Al-Shabab Claims Somalia, Kenya Attacks

Al-Shabab Claims Somalia, Kenya Attacks

The African extremist group al-Shabab said it carried out three attacks in Somalia and Kenya on Wednesday that killed sixteen people, most of them police and security officers.

Somalia’s government recently launched an offensive against al-Shabab extremists, and Kenyan officials say the militants are feeling the pressure.

Officials in Mogadishu said at least eight people were killed and fifteen others wounded by a car bomb explosion late Wednesday near the Somali capital’s seaport.

Witnesses told VOA’s Somali service the vehicle that blew up was next to a puny restaurant. A mother and youthful boy from the family that operates the restaurant were among the dead, Mogadishu government spokesman Abdifatah Omar Halane said.

In claiming responsibility for the blast, al-Shabab said it was targeting police and intelligence officials at the time.

In Kenya, meantime, witnesses and local authorities said eight security officers were killed in two separate roadside explosions in the country’s northeast, near the border with Somalia.

Five fellows were killed by an improvised explosive device that hit a convoy of vehicles escorting the governor of Mandera County, Ali Roba. A witness who was in the official party told VOA Somali that the five officers “died on the spot” after their vehicle set off the bomb.

Roba said in a message posted on his Facebook page: “I would like to inform the general public that the other leaders and I are safe. Unluckily, I lost five of my security officers, including my private bodyguard, at an attack on my convoy inbetween Arabia and Fino at around one p.m.”

Another roadside bomb killed three police officers traveling inbetween Liboi and Kulan towns in Kenya’s Garissa County. That blast wounded five people, two earnestly.

Kenya’s police chief, Joseph Boinnet, sounded a warning Tuesday about stepped-up al-Shabab attacks in his country as a result of military campaigns in Somalia, where African Union troops are supporting Somali coerces.

Last week, al-Shabab militants shot and killed a local official at his home in a puny town twenty kilometers from Mandera town. The area has been under a curfew since October as a result of al-Shabab attacks. The curfew is to remain effect through June.

Elsewhere, Islamic State militants claimed responsibility for a suicide bombing in northern Somalia on Tuesday that killed five people, including the bomber, and wounded eighteen others.

A statement from IS, released through its Amaq news agency, said the bomber carried out a “martyrdom-seeking operation with an explosive vest.”
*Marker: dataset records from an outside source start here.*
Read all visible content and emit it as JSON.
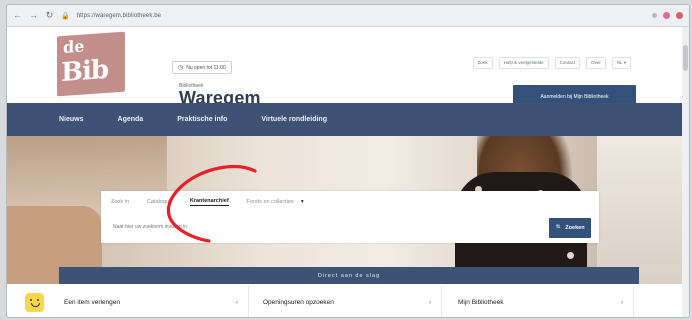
{
  "browser": {
    "url": "https://waregem.bibliotheek.be",
    "dot_colors": [
      "#e26b8f",
      "#d96060"
    ]
  },
  "header": {
    "logo_top": "de",
    "logo_bottom": "Bib",
    "open_status": "Nu open tot 11:00",
    "library_label": "Bibliotheek",
    "library_name": "Waregem",
    "links": [
      "Zoek",
      "Hulp & veelgestelde",
      "Contact",
      "Over"
    ],
    "lang": "NL",
    "login_button": "Aanmelden bij Mijn Bibliotheek"
  },
  "nav": {
    "items": [
      "Nieuws",
      "Agenda",
      "Praktische info",
      "Virtuele rondleiding"
    ]
  },
  "search": {
    "tabs": [
      "Zoek in",
      "Catalogus",
      "Krantenarchief",
      "Fonds en collecties"
    ],
    "active_tab": "Krantenarchief",
    "placeholder": "Naar hier uw zoekterm invullen in",
    "button": "Zoeken"
  },
  "direct_band": "Direct aan de slag",
  "quick_links": [
    {
      "label": "Een item verlengen",
      "icon": "smiley-icon"
    },
    {
      "label": "Openingsuren opzoeken"
    },
    {
      "label": "Mijn Bibliotheek"
    }
  ],
  "colors": {
    "nav": "#3d5275",
    "button": "#33517a",
    "logo": "#c28f8a",
    "annotation": "#e8202a"
  }
}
This was the very first suicide bombing claimed by IS in Somalia, a country where it has operated since 2015.

According to police, the attack targeted officers manning a security checkpoint in a busy junction of Bosasso, in Somalia’s semiautonomous Puntland region.

A suicide bomber strapped with explosives rushed toward police before sucking himself up, a witness told VOA.

VOA’s Mohamed Olad Hassan contributed to this report.